UT Body Project aims to build self-confidence

Brooke Ontiveros

By writing positive letters to themselves and role-playing possible scenarios, campus mental health care providers hope to help female students improve their own body images through a
University program.

The Longhorn Wellness Center and Counseling and Mental Health Center will host the Body Project to help students resist cultural pressures to conform to beauty standards, according to the CMHC website. The program consists of two small groups of female students who participate in discussion sessions with a peer educator. The two groups will meet four times throughout the semester starting Oct. 30 and 31, and this is the second semester the University has participated in the program, according to the CMHC website.

Students write a letter to their younger selves and participate in role-playing scenarios to learn how to respond to body-shaming comments, said Kelsey Lammy, mental health promotion coordinator for the Counseling and Mental Health Center. 

“Writing a letter to a younger self … shows a lot of self-compassion, which is the notion of treating yourself like you would treat a best friend or a loved one,” Lammy said. “Writing a letter to a younger self helps you nurture that younger you.”


Business freshman Juliana Estrada-Arias said she is thinking about participating and said she would tell her younger self to stop comparing herself to other people she sees on social media. 

“When you’re writing a letter to your younger self, it is with positivity, and it can then help translate that positivity into the present,” Estrada-Arias said.

Lammy said being able to practice positive conversations in a safe place can make it easier to bring positivity into everyday conversations. She said the Body Project aims to create a culture of care on campus.

“Even one person matters,” government freshman Ben Romero said. “It is like an infection of happiness. If your words can make even one person look in the mirror and feel beautiful, eventually, it’ll reach more and more people just by one person.”
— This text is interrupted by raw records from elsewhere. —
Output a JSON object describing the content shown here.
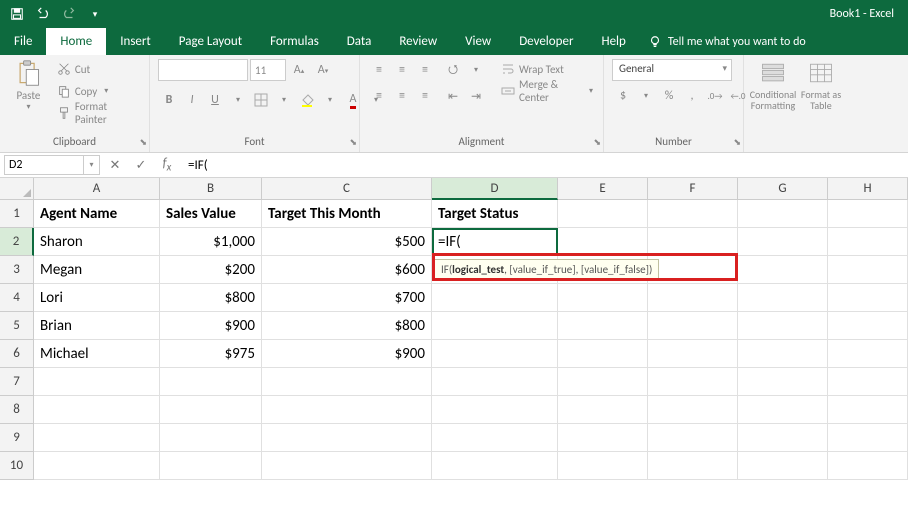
{
  "app": {
    "title": "Book1 - Excel"
  },
  "tabs": {
    "file": "File",
    "home": "Home",
    "insert": "Insert",
    "pagelayout": "Page Layout",
    "formulas": "Formulas",
    "data": "Data",
    "review": "Review",
    "view": "View",
    "developer": "Developer",
    "help": "Help",
    "tellme": "Tell me what you want to do"
  },
  "ribbon": {
    "clipboard": {
      "label": "Clipboard",
      "paste": "Paste",
      "cut": "Cut",
      "copy": "Copy",
      "painter": "Format Painter"
    },
    "font": {
      "label": "Font",
      "name": "",
      "size": "11"
    },
    "alignment": {
      "label": "Alignment",
      "wrap": "Wrap Text",
      "merge": "Merge & Center"
    },
    "number": {
      "label": "Number",
      "format": "General"
    },
    "styles": {
      "conditional": "Conditional Formatting",
      "formatas": "Format as Table"
    }
  },
  "namebox": "D2",
  "formula": "=IF(",
  "tooltip": {
    "fn": "IF(",
    "arg1": "logical_test",
    "rest": ", [value_if_true], [value_if_false])"
  },
  "columns": [
    "A",
    "B",
    "C",
    "D",
    "E",
    "F",
    "G",
    "H"
  ],
  "rows": [
    "1",
    "2",
    "3",
    "4",
    "5",
    "6",
    "7",
    "8",
    "9",
    "10"
  ],
  "headers": {
    "A": "Agent Name",
    "B": "Sales Value",
    "C": "Target This Month",
    "D": "Target Status"
  },
  "data": [
    {
      "A": "Sharon",
      "B": "$1,000",
      "C": "$500",
      "D": "=IF("
    },
    {
      "A": "Megan",
      "B": "$200",
      "C": "$600"
    },
    {
      "A": "Lori",
      "B": "$800",
      "C": "$700"
    },
    {
      "A": "Brian",
      "B": "$900",
      "C": "$800"
    },
    {
      "A": "Michael",
      "B": "$975",
      "C": "$900"
    }
  ],
  "chart_data": {
    "type": "table",
    "columns": [
      "Agent Name",
      "Sales Value",
      "Target This Month",
      "Target Status"
    ],
    "rows": [
      [
        "Sharon",
        1000,
        500,
        null
      ],
      [
        "Megan",
        200,
        600,
        null
      ],
      [
        "Lori",
        800,
        700,
        null
      ],
      [
        "Brian",
        900,
        800,
        null
      ],
      [
        "Michael",
        975,
        900,
        null
      ]
    ],
    "active_cell": "D2",
    "formula_in_progress": "=IF("
  }
}
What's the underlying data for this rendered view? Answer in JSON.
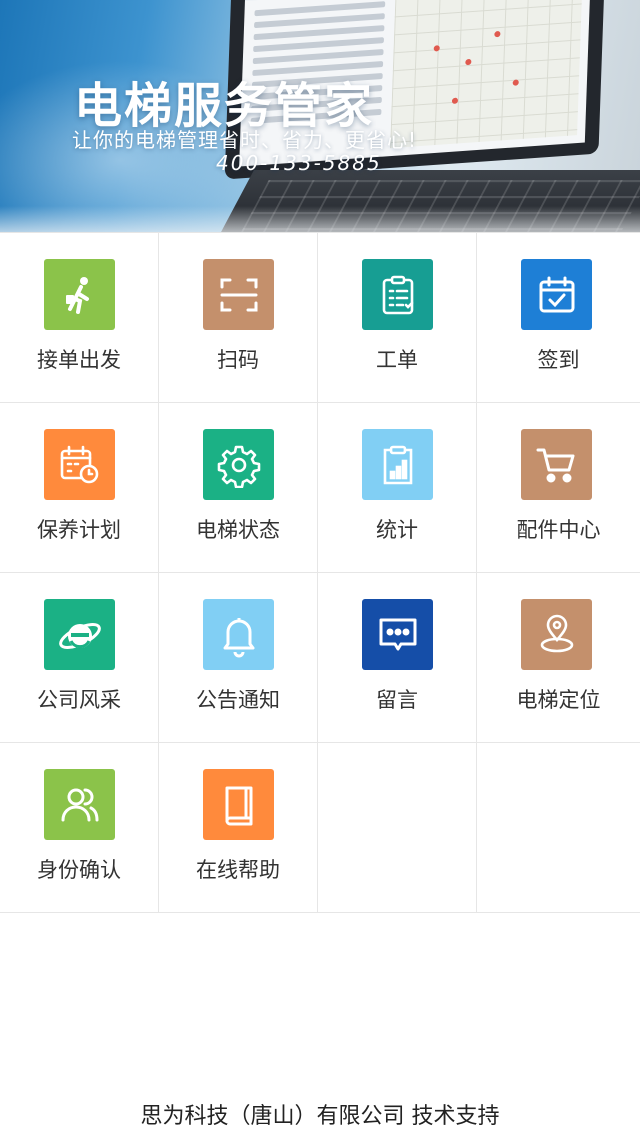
{
  "banner": {
    "title": "电梯服务管家",
    "slogan": "让你的电梯管理省时、省力、更省心!",
    "phone": "400-133-5885"
  },
  "menu": [
    {
      "label": "接单出发",
      "icon": "walking-person-icon",
      "color": "#8bc34a"
    },
    {
      "label": "扫码",
      "icon": "scan-icon",
      "color": "#c4906c"
    },
    {
      "label": "工单",
      "icon": "clipboard-checklist-icon",
      "color": "#179e93"
    },
    {
      "label": "签到",
      "icon": "calendar-check-icon",
      "color": "#1e7fd6"
    },
    {
      "label": "保养计划",
      "icon": "calendar-clock-icon",
      "color": "#ff8a3c"
    },
    {
      "label": "电梯状态",
      "icon": "gear-icon",
      "color": "#1bb185"
    },
    {
      "label": "统计",
      "icon": "clipboard-chart-icon",
      "color": "#81cff4"
    },
    {
      "label": "配件中心",
      "icon": "shopping-cart-icon",
      "color": "#c4906c"
    },
    {
      "label": "公司风采",
      "icon": "browser-e-icon",
      "color": "#1bb185"
    },
    {
      "label": "公告通知",
      "icon": "bell-icon",
      "color": "#81cff4"
    },
    {
      "label": "留言",
      "icon": "message-bubble-icon",
      "color": "#154ea8"
    },
    {
      "label": "电梯定位",
      "icon": "location-pin-icon",
      "color": "#c4906c"
    },
    {
      "label": "身份确认",
      "icon": "users-icon",
      "color": "#8bc34a"
    },
    {
      "label": "在线帮助",
      "icon": "book-icon",
      "color": "#ff8a3c"
    }
  ],
  "footer": {
    "text": "思为科技（唐山）有限公司 技术支持"
  }
}
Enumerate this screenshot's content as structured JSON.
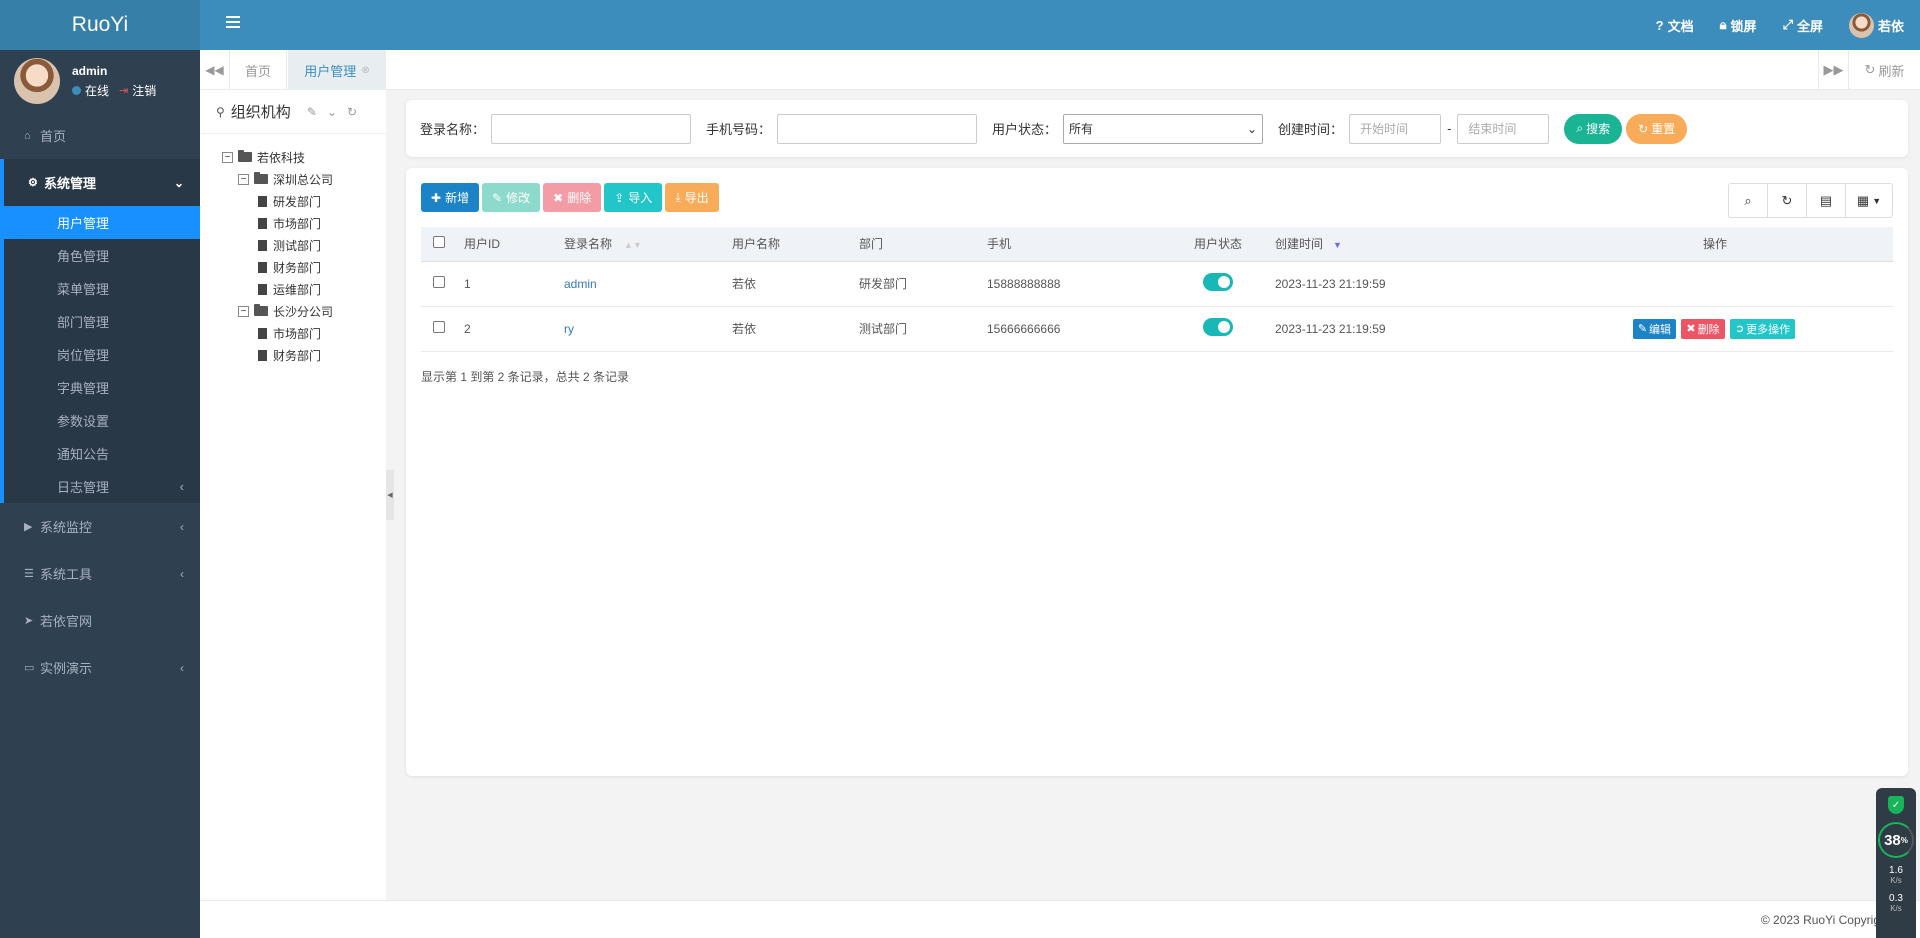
{
  "app": {
    "logo": "RuoYi"
  },
  "user": {
    "name": "admin",
    "status": "在线",
    "logout": "注销"
  },
  "sidebar": {
    "home": "首页",
    "system": "系统管理",
    "system_items": [
      "用户管理",
      "角色管理",
      "菜单管理",
      "部门管理",
      "岗位管理",
      "字典管理",
      "参数设置",
      "通知公告",
      "日志管理"
    ],
    "monitor": "系统监控",
    "tools": "系统工具",
    "website": "若依官网",
    "demo": "实例演示"
  },
  "topbar": {
    "docs": "文档",
    "lock": "锁屏",
    "fullscreen": "全屏",
    "username": "若依"
  },
  "tabs": {
    "home": "首页",
    "active": "用户管理",
    "refresh": "刷新"
  },
  "tree": {
    "title": "组织机构",
    "root": "若依科技",
    "branch1": "深圳总公司",
    "branch1_children": [
      "研发部门",
      "市场部门",
      "测试部门",
      "财务部门",
      "运维部门"
    ],
    "branch2": "长沙分公司",
    "branch2_children": [
      "市场部门",
      "财务部门"
    ]
  },
  "search": {
    "login_name_label": "登录名称：",
    "phone_label": "手机号码：",
    "status_label": "用户状态：",
    "status_value": "所有",
    "created_label": "创建时间：",
    "start_placeholder": "开始时间",
    "separator": "-",
    "end_placeholder": "结束时间",
    "search_btn": "搜索",
    "reset_btn": "重置"
  },
  "toolbar": {
    "add": "新增",
    "edit": "修改",
    "delete": "删除",
    "import": "导入",
    "export": "导出"
  },
  "table": {
    "headers": {
      "id": "用户ID",
      "login": "登录名称",
      "name": "用户名称",
      "dept": "部门",
      "phone": "手机",
      "status": "用户状态",
      "created": "创建时间",
      "ops": "操作"
    },
    "rows": [
      {
        "id": "1",
        "login": "admin",
        "name": "若依",
        "dept": "研发部门",
        "phone": "15888888888",
        "status": true,
        "created": "2023-11-23 21:19:59"
      },
      {
        "id": "2",
        "login": "ry",
        "name": "若依",
        "dept": "测试部门",
        "phone": "15666666666",
        "status": true,
        "created": "2023-11-23 21:19:59"
      }
    ],
    "ops": {
      "edit": "编辑",
      "delete": "删除",
      "more": "更多操作"
    },
    "pager_info": "显示第 1 到第 2 条记录，总共 2 条记录"
  },
  "footer": "© 2023 RuoYi Copyright",
  "widget": {
    "cpu": "38",
    "cpu_unit": "%",
    "up": "1.6",
    "up_unit": "K/s",
    "down": "0.3",
    "down_unit": "K/s"
  },
  "colors": {
    "sidebar": "#2f4050",
    "topbar": "#3c8dbc",
    "accent": "#1890ff"
  }
}
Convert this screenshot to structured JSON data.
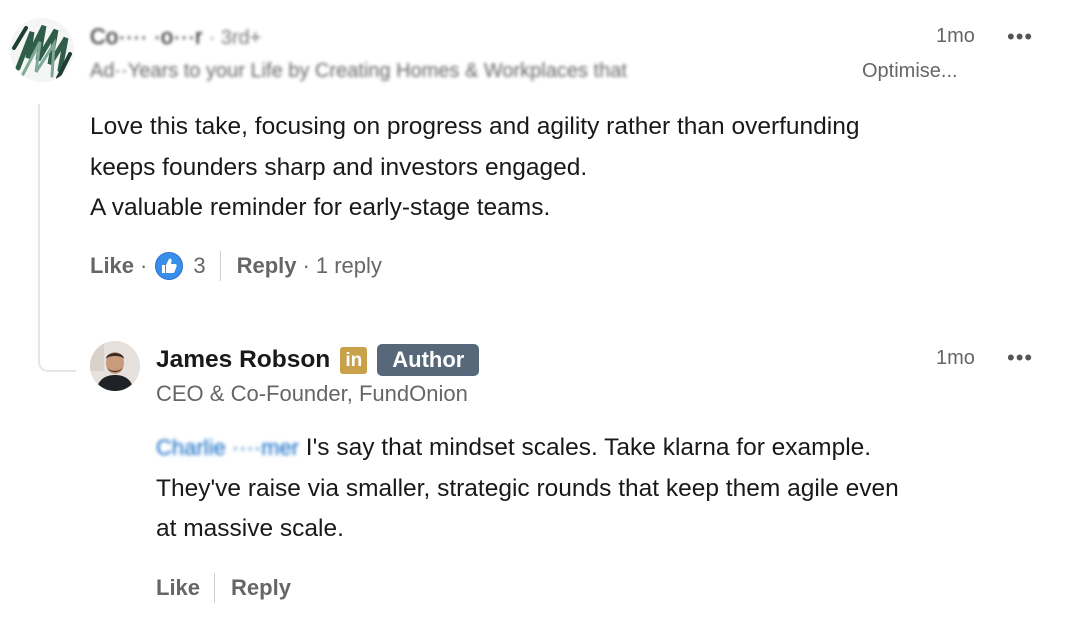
{
  "top_comment": {
    "author_name": "Co···· ·o···r",
    "degree": "· 3rd+",
    "headline": "Ad··Years to your Life by Creating Homes & Workplaces that",
    "headline_tail": "Optimise...",
    "time": "1mo",
    "more": "•••",
    "text_lines": [
      "Love this take, focusing on progress and agility rather than overfunding",
      "keeps founders sharp and investors engaged.",
      "A valuable reminder for early-stage teams."
    ],
    "like_label": "Like",
    "reaction_count": "3",
    "reply_label": "Reply",
    "reply_count": "1 reply"
  },
  "reply_comment": {
    "author_name": "James Robson",
    "linkedin_badge": "in",
    "author_badge": "Author",
    "headline": "CEO & Co-Founder, FundOnion",
    "time": "1mo",
    "more": "•••",
    "mention": "Charlie ····mer",
    "text_first": " I's say that mindset scales. Take klarna for example.",
    "text_lines": [
      "They've raise via smaller, strategic rounds that keep them agile even",
      "at massive scale."
    ],
    "like_label": "Like",
    "reply_label": "Reply"
  },
  "colors": {
    "reaction_blue": "#378fe9",
    "author_badge_bg": "#56687a",
    "linkedin_gold": "#c8a14a",
    "mention_blue": "#0a66c2",
    "thread_line": "#e8e6e1"
  },
  "icons": [
    "abstract-avatar-icon",
    "more-options-icon",
    "like-reaction-icon",
    "linkedin-icon",
    "profile-photo-icon"
  ]
}
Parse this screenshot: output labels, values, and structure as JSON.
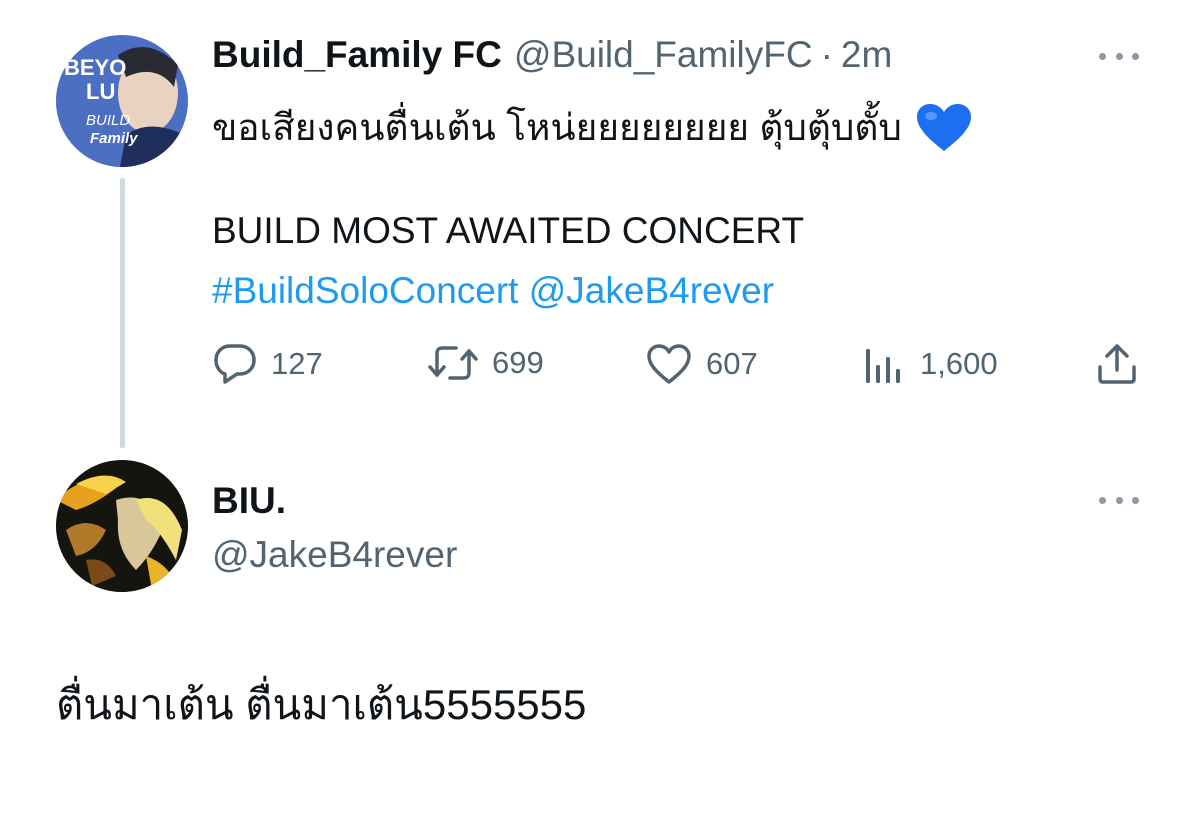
{
  "parent_tweet": {
    "display_name": "Build_Family FC",
    "handle": "@Build_FamilyFC",
    "separator": "·",
    "time": "2m",
    "text_line1": "ขอเสียงคนตื่นเต้น โหน่ยยยยยยยย ตุ้บตุ้บตั้บ",
    "emoji": "💙",
    "text_line2": "BUILD MOST AWAITED CONCERT",
    "hashtag": "#BuildSoloConcert",
    "mention": "@JakeB4rever",
    "avatar_text": {
      "l1": "BEYO",
      "l2": "LU",
      "l3": "BUILD",
      "l4": "Family"
    },
    "actions": {
      "replies": "127",
      "retweets": "699",
      "likes": "607",
      "views": "1,600"
    }
  },
  "reply_tweet": {
    "display_name": "BIU.",
    "handle": "@JakeB4rever",
    "text": "ตื่นมาเต้น ตื่นมาเต้น5555555"
  },
  "colors": {
    "link": "#1d9bf0",
    "secondary_text": "#536471",
    "thread_line": "#cfd9de"
  }
}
Romero said he struggled with body weight issues, and role-playing would help others struggling with similar image issues improve their self-confidence. 

“(Role-playing) makes people be able to have supportive, uplifting-like comments,” Romero said. “Oftentimes, someone’s like ‘Oh, I look so bad in the skirt today.’ And sometimes, I don’t know what to say to them. So, it’s a really good practice for promoting body positivity.”